IT'S been a while since I wrote an article about Christmas Prices last December of 2018. I have been thinking of plausible topics that I can passionately discuss. Few days back, I was invited to talk about the economic prospects of the Filipino Youth. While I was reflecting on what would be the substance of my talk, I asked several questions to myself, “Is there really an economic prospect for our youth? Especially during the time of Duterte?”
Let me answer that by explaining first the economic landscape of our country. As of 2018, the Philippine grew at 6.2% ahead of Indonesia (5.2%) and Thailand (4.3%) but behind India (7.7%), Viet Nam (7.1%), and China (6.6%). Looking at recent trends, our country’s gross domestic product (GDP) is greatly influenced by the industrial sector and trade. We are a highly importing country in most years from 1960 to 2016.
According to World Bank, we are categorized as a lower-middle income country together with Indonesia and India. Malaysia, Thailand, and China are upper-middle income countries, while Brunei and Singapore are high-income countries. Our economic managers are optimistic that we’ll become an upper-middle income country by end of the year!
Looking at the growth of our fellow lower-middle class countries, our growth is almost similar to Indonesia but behind India. Comparing to upper-middle income nations, we are at the bottom defying the classic growth theories that poorer countries should grow more than richer ones. Reasons to this include the massive investments of richer countries on total factor productivity (TFP), education, research, technology, and innovation.
Our unemployment rate is just at 5.2% of the total 72.52 million labor force, which is around 2 million unemployed as of January of 2019. The catch is, our unemployment rate is the highest among our neighbors (particularly Malaysia, Thailand, Indonesia, and Viet Nam) for the past years.
The silver lining to that, part two of my article, is that our population is growing at 2%, which is one of the highest in the world. Our growing population is composed mostly of young people, in which, around 65% are at ages 15-64. However, our Association of Southeast Asian Nations (Asean) neighbors have also a higher proportion of younger population in their labor force. Among ages 15-64, Singapore and Thailand have 72%, around 70% for Malaysia and Viet Nam.

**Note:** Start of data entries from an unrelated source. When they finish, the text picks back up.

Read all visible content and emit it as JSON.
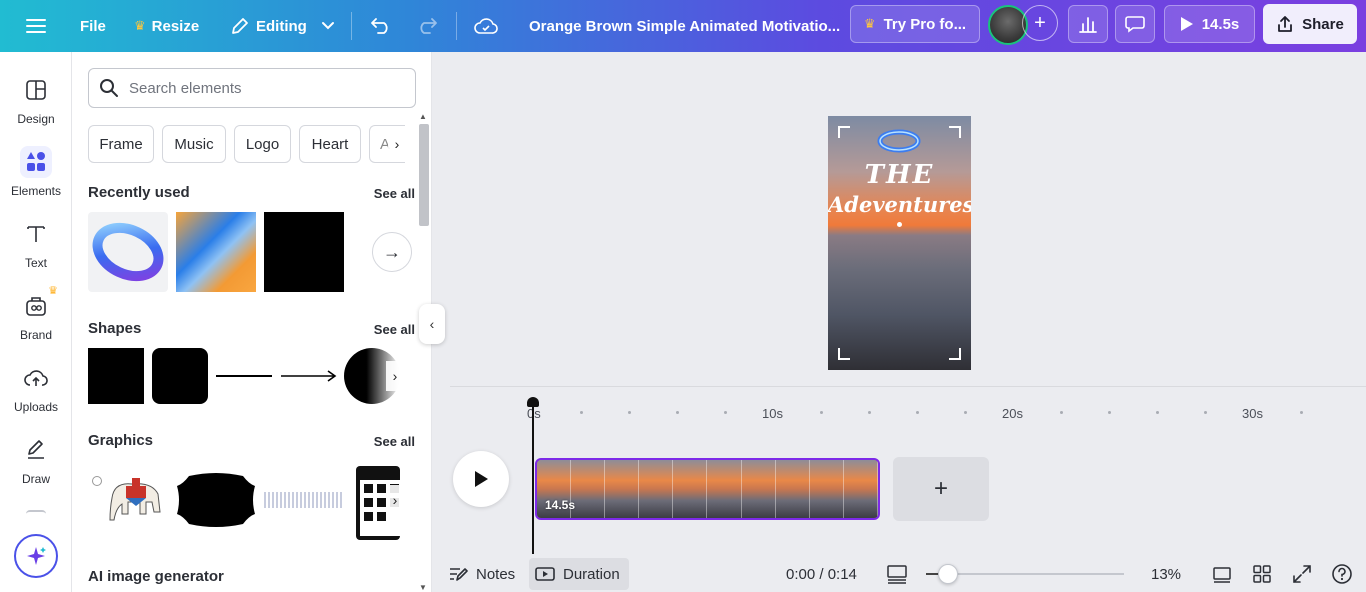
{
  "topbar": {
    "file_label": "File",
    "resize_label": "Resize",
    "editing_label": "Editing",
    "doc_title": "Orange Brown Simple Animated Motivatio...",
    "try_pro_label": "Try Pro fo...",
    "play_duration": "14.5s",
    "share_label": "Share"
  },
  "rail": {
    "items": [
      {
        "label": "Design",
        "icon": "layout-icon"
      },
      {
        "label": "Elements",
        "icon": "shapes-icon"
      },
      {
        "label": "Text",
        "icon": "text-icon"
      },
      {
        "label": "Brand",
        "icon": "brand-icon"
      },
      {
        "label": "Uploads",
        "icon": "cloud-upload-icon"
      },
      {
        "label": "Draw",
        "icon": "pen-icon"
      }
    ]
  },
  "panel": {
    "search_placeholder": "Search elements",
    "chips": [
      "Frame",
      "Music",
      "Logo",
      "Heart",
      "A"
    ],
    "recently_used": {
      "title": "Recently used",
      "see_all": "See all"
    },
    "shapes": {
      "title": "Shapes",
      "see_all": "See all"
    },
    "graphics": {
      "title": "Graphics",
      "see_all": "See all"
    },
    "ai_generator": {
      "title": "AI image generator"
    }
  },
  "design": {
    "line1": "THE",
    "line2": "Adeventures"
  },
  "timeline": {
    "ticks": [
      "0s",
      "10s",
      "20s",
      "30s"
    ],
    "clip_duration": "14.5s"
  },
  "bottom": {
    "notes_label": "Notes",
    "duration_label": "Duration",
    "time_readout": "0:00 / 0:14",
    "zoom": "13%",
    "zoom_level_fraction": 0.11
  },
  "colors": {
    "accent": "#7d2ae8",
    "topbar_start": "#21bcd2",
    "topbar_end": "#7a3fe0"
  }
}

What are now the opportunities that our government can derive from a younger population?
One is demographic transition, a shift from high-mortality and high-fertility to low-mortality and low-fertility. Developed economies like South Korea, Japan, and Canada experienced this phenomenon. This transition is driven primarily by having more women, who are educated, in the labor force. Some economists claim that the key to progress is to put women at work. Having more educated women lowers child mortality.
Likewise, women with higher economic opportunities tend to postpone their pregnancy since their trade-off of having a child is high. Giving the young, especially women, more opportunities may lead our country to demographic transition –an important indicator of progress.
Another opportunity is for the government to invest more in health, education, and innovation. The younger population should be provided with necessary skills to prepare our country to the fourth industrial revolution in 2020. This is a new era of advanced robotics, autonomous transport, artificial intelligence and machine learning, biotechnology and genomics. With neighbors whose population is composed of younger groups, what is the edge of our youth to other Asean youth?
Lastly, is to offset the unintended consequences of several landmark government policies. According to a study released by the Philippine Institute of Development Studies, our existing free-education program will reduce the quality of tertiary education as it will drive-out competition among universities. Most students will flock to state-owned institutions to take advantage of the free-tuition. Increasing minimum wage and endo are disadvantageous for the young, inexperienced, less-educated, and women. Firms will experience higher cost, which will lead to laying-off workers to maintain the existing level of production.
Workers who will likely be removed first are those with poorer credentials. To reiterate, government should do something to offset the unintended consequences of these policies and protect the youth.
The Philippines will grow no matter who the President is, but the extent of growth depends on the strength of our institutions and quality of our policies. In 10-15 years, our labor force will likely remain to be young. How competitive will be the Filipino youth’s skills-set to the world? Can we still catch-up to richer nations? It all depends on how we develop our younger population!
(Jhon Louie B Sabal is the OIC-Chairperson of the Department of Economics of Xavier University-Ateneo de Cagayan. Mr Sabal is a graduate of MA in Economics at Ateneo de Manila University.)